The Sower
The Sower is the sole statue on the Oklahoma Panhandle State University (OPSU) campus. It honors the men and women of the High Plains who wrestled with Mother Nature to make their livings from the soil. The artist, Frank Ingels, born in Seward County, Nebraska, on January 2, 1886, had relatives in Texas County—the Gum family. Ingels attended Northwestern Teachers College from 1904 through 1909. While attending college, Ingels met Professor Lorado Taft from the Art Institute of Chicago. Ingels impressed Taft with two busts that he had sculpted of the Northwestern Teachers College’s president and his wife. For ten years, Ingels worked in Taft’s studio in Chicago, and he designed and created The Sower there. His Fountain of Time may still be seen on display in Chicago. Known also for his painting and his architectural designs, he had prestigious showings of his work throughout the nation. He died in Los Angeles, California, on April 26, 1957.

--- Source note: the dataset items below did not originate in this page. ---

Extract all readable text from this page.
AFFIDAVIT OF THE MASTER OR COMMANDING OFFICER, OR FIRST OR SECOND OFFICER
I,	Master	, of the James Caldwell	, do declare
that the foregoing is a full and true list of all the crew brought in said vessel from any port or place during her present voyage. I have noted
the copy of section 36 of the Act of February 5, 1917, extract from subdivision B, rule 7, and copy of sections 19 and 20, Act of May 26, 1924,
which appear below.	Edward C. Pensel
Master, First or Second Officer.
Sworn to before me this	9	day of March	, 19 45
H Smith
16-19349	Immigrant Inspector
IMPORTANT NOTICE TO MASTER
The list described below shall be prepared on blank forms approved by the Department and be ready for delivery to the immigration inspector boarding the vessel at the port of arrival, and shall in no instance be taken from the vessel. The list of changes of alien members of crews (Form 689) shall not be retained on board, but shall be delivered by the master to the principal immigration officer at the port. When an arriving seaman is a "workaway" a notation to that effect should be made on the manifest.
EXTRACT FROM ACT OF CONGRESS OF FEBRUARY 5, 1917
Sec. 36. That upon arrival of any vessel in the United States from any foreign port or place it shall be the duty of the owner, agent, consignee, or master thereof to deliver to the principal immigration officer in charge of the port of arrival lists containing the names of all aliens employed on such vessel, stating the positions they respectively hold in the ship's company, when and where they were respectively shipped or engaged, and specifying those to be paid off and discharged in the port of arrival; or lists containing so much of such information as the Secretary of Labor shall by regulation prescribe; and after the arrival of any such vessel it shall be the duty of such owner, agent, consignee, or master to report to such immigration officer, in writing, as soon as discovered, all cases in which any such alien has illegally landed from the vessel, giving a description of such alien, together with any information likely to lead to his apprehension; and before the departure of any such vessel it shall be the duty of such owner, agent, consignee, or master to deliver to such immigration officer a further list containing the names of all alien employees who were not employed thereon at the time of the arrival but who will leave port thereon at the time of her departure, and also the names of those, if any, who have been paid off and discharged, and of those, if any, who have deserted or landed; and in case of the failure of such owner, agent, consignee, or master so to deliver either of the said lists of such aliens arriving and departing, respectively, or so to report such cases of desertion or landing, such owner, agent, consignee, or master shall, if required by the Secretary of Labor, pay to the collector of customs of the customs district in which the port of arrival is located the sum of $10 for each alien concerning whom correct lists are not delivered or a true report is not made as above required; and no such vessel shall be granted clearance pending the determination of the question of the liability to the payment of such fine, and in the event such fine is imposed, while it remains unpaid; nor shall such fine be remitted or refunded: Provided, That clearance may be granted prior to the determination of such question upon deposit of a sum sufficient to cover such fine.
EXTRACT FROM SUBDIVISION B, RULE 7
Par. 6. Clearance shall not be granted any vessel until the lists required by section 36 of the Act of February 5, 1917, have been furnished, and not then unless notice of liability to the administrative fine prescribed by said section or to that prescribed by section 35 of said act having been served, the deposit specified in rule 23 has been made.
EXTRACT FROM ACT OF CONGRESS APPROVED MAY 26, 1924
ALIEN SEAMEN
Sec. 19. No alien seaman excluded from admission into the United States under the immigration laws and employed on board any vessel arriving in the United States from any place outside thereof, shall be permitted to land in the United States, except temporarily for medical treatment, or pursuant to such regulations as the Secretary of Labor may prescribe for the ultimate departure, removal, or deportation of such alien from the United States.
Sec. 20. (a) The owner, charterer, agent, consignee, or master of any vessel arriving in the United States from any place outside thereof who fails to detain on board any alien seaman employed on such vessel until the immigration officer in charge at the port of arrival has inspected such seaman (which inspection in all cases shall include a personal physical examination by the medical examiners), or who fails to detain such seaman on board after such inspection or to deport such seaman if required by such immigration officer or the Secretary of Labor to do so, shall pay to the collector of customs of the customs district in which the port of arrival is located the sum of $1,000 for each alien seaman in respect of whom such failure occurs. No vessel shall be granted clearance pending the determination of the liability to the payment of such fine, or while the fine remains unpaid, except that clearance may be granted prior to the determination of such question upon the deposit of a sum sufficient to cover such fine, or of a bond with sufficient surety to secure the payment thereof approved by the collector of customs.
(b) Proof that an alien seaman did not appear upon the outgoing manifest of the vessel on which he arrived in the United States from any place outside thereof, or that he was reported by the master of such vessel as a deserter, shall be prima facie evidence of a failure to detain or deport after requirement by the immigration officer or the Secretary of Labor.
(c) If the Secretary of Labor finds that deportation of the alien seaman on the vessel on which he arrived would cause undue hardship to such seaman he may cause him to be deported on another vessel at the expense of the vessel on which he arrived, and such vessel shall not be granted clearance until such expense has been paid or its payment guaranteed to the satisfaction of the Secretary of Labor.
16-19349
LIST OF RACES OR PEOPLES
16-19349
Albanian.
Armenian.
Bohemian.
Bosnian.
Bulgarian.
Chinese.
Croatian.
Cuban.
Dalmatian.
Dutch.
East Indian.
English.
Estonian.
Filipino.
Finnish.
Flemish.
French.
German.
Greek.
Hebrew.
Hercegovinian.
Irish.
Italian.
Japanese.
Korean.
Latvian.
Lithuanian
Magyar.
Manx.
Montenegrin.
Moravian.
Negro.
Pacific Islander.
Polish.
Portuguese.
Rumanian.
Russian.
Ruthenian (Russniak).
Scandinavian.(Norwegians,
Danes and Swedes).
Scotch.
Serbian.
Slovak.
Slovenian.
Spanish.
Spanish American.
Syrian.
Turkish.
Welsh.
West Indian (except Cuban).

Panhandle Agricultural Institute (PAI) enters the picture when President S. W. “Daddy” Black learned of Ingels’ talents and family connections to the Oklahoma Panhandle through an on-campus guest lecturer: Beaver County school superintendent, Professor Fellow. Black felt a need for “something of a nature that would inspire our young folks.” As a result, Black sent a letter to Ingels in 1915 asking him to contribute something to campus: “No one would be prouder to have one of your products at our school.” Black intended to dedicate the four campus buildings in May 1915 and hoped that a “specimen [by Ingels would be]…unveiled at the same time.” Ingels agreed to design a statue that would pay tribute to the “people of this part of Oklahoma [who] have had to lay the foundation of their homes here in this semi-arid west.” Ingels made The Sower a gift to PAI, for President Black told Mr. Ingels that to raise the money to pay for the talent and labor “would be an absolute impossibility.”
A large assemblage of interested witnesses came to view the unveiling of The Sower on July 3, 1915. The debut of The Sower was impressive, for “no educational institution in the state had a more splendid work of art at that time.” Mary Lee Stewart, young daughter of PAI faculty member L. F. Stewart, pulled the cord to drop the drape to reveal the statue for the first time. The original location of The Sower was east of Hesper Hall and south of where Earle Hall once stood. Since 1915, the statue has been photographed time and again, dressed as Santa Claus for Christmas, painted to support Aggie athletic teams, bedecked with stripes and polka dots, and adorned with capes to flutter in the spring winds.